New data following yesterday’s strong growth in GDP showed the strongest rise in US employment costs since 2008, up 2.0% in the year to end-June.
Chinese equities had earlier risen while the rest of Asia held flat.
The US Dollar rose to new 10-month highs vs. the Euro after new Eurozone data showed the slowest pace of consumer-price inflation since late 2009 in the 18-nation currency zone.
Failing to reach agreement with hedge funds led by Paul Singer’s Elliott Management – who bought $1.5 billion of bonds after $144bn were restructured in 2005 following the 2001 default – Argentina was deemed to be in part default by the S&P ratings agency overnight.
“It is now somewhat unclear,” says Commerzbank, “how the events in Argentina will affect the future debt rescheduling of other countries, especially emerging economies.”
The Buenos Aires stock market rose 7% yesterday as the likely default became clear.
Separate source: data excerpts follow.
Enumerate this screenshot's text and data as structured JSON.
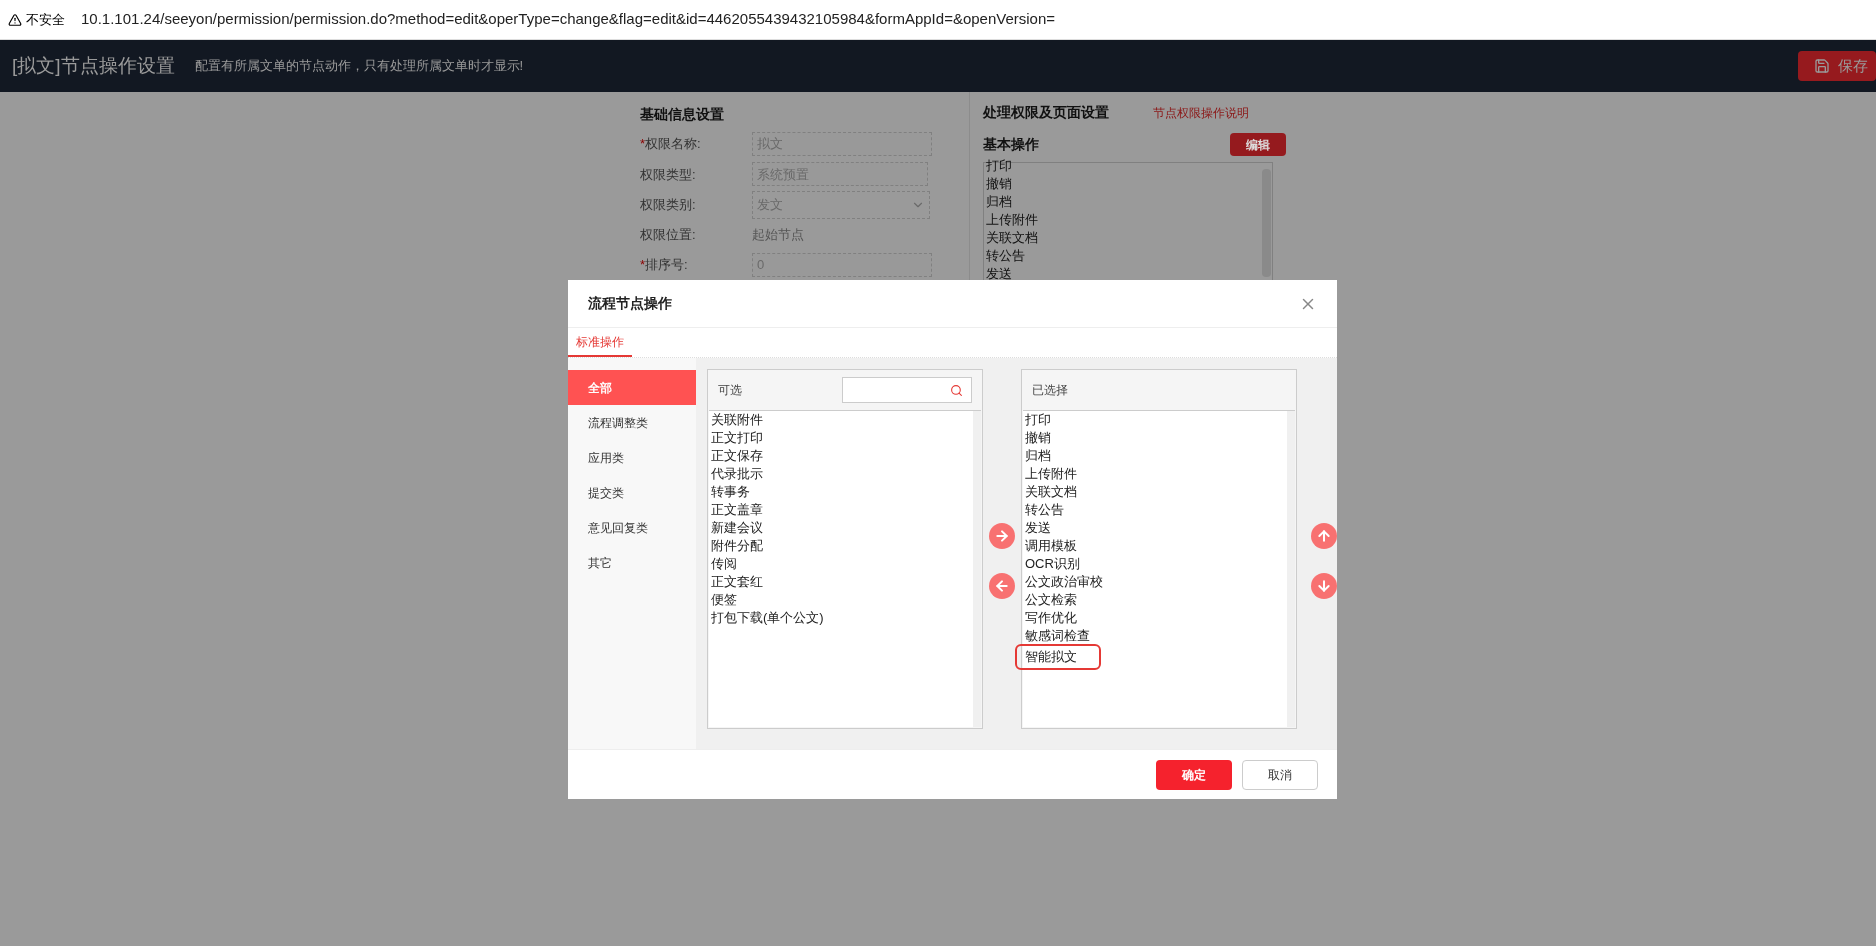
{
  "browser": {
    "security": "不安全",
    "url": "10.1.101.24/seeyon/permission/permission.do?method=edit&operType=change&flag=edit&id=4462055439432105984&formAppId=&openVersion="
  },
  "header": {
    "title": "[拟文]节点操作设置",
    "subtitle": "配置有所属文单的节点动作，只有处理所属文单时才显示!",
    "save_button": "保存"
  },
  "basic_info": {
    "title": "基础信息设置",
    "fields": [
      {
        "required_mark": "*",
        "label": "权限名称:",
        "kind": "input",
        "value": "拟文"
      },
      {
        "label": "权限类型:",
        "kind": "input",
        "value": "系统预置"
      },
      {
        "label": "权限类别:",
        "kind": "select",
        "value": "发文"
      },
      {
        "label": "权限位置:",
        "kind": "text",
        "value": "起始节点"
      },
      {
        "required_mark": "*",
        "label": "排序号:",
        "kind": "input",
        "value": "0"
      }
    ]
  },
  "permissions": {
    "title": "处理权限及页面设置",
    "help_link": "节点权限操作说明",
    "basic_ops_title": "基本操作",
    "edit_button": "编辑",
    "basic_ops": [
      "打印",
      "撤销",
      "归档",
      "上传附件",
      "关联文档",
      "转公告",
      "发送"
    ]
  },
  "dialog": {
    "title": "流程节点操作",
    "tabs": [
      {
        "label": "标准操作",
        "selected": true
      }
    ],
    "categories": [
      {
        "label": "全部",
        "selected": true
      },
      {
        "label": "流程调整类",
        "selected": false
      },
      {
        "label": "应用类",
        "selected": false
      },
      {
        "label": "提交类",
        "selected": false
      },
      {
        "label": "意见回复类",
        "selected": false
      },
      {
        "label": "其它",
        "selected": false
      }
    ],
    "available": {
      "title": "可选",
      "items": [
        "关联附件",
        "正文打印",
        "正文保存",
        "代录批示",
        "转事务",
        "正文盖章",
        "新建会议",
        "附件分配",
        "传阅",
        "正文套红",
        "便签",
        "打包下载(单个公文)"
      ]
    },
    "selected_list": {
      "title": "已选择",
      "items": [
        {
          "label": "打印",
          "highlighted": false
        },
        {
          "label": "撤销",
          "highlighted": false
        },
        {
          "label": "归档",
          "highlighted": false
        },
        {
          "label": "上传附件",
          "highlighted": false
        },
        {
          "label": "关联文档",
          "highlighted": false
        },
        {
          "label": "转公告",
          "highlighted": false
        },
        {
          "label": "发送",
          "highlighted": false
        },
        {
          "label": "调用模板",
          "highlighted": false
        },
        {
          "label": "OCR识别",
          "highlighted": false
        },
        {
          "label": "公文政治审校",
          "highlighted": false
        },
        {
          "label": "公文检索",
          "highlighted": false
        },
        {
          "label": "写作优化",
          "highlighted": false
        },
        {
          "label": "敏感词检查",
          "highlighted": false
        },
        {
          "label": "智能拟文",
          "highlighted": true
        }
      ]
    },
    "confirm_button": "确定",
    "cancel_button": "取消"
  }
}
The Peso today slipped to new post-restructuring lows.
Looking at short-term charts,
gold investment “is taking support,” reckons a technical analysis from French investment bank Societe Generale, “at the steep trend line” running down from mid-July’s 15-week high at $1345 per ounce.
“Hourly indicators are [also] holding support,” it adds, pointing to a “downside floor” at $1288-92 per ounce.
But further out, says Australia’s ANZ Bank, the United States “robust GDP numbers [have] also created a headwind for gold as Treasury bond yields and the US Dollar rose.”
The first dissenting vote since Janet Yellen took the chair this year, Philadelphia Fed president Charles Plosser objected to the central bank’s assurances of keeping rates at 0% for a “considerable time” after its QE asset-purchase program ends.
The US Dollar has now gained 2.2% against the Euro since the Fed began “tapering” its QE asset-buying program in December.
Ten-year US Treasury yields have fallen one-third of one percentage point, reversing the rise made during the second-half of 2013.
Gold prices have risen 5.2% and the S&P 500 stock index has risen 8.8%.
“Gold is a low or zero-yield asset,” says a note on gold prices and US Fed rates from Japanese trading house Mitsui. “Tighter monetary policy and higher interest rates should therefore pose a downwards threat to the gold price.”
The fact gold is primarily priced and dealt in Dollars means a rising US currency would also be “bearish”.
However, Mitsui believes that any US tightening “is likely to occur later than the market suggests” – and that delay “should be bullish for gold in the short to medium term before rates actually start to rise.”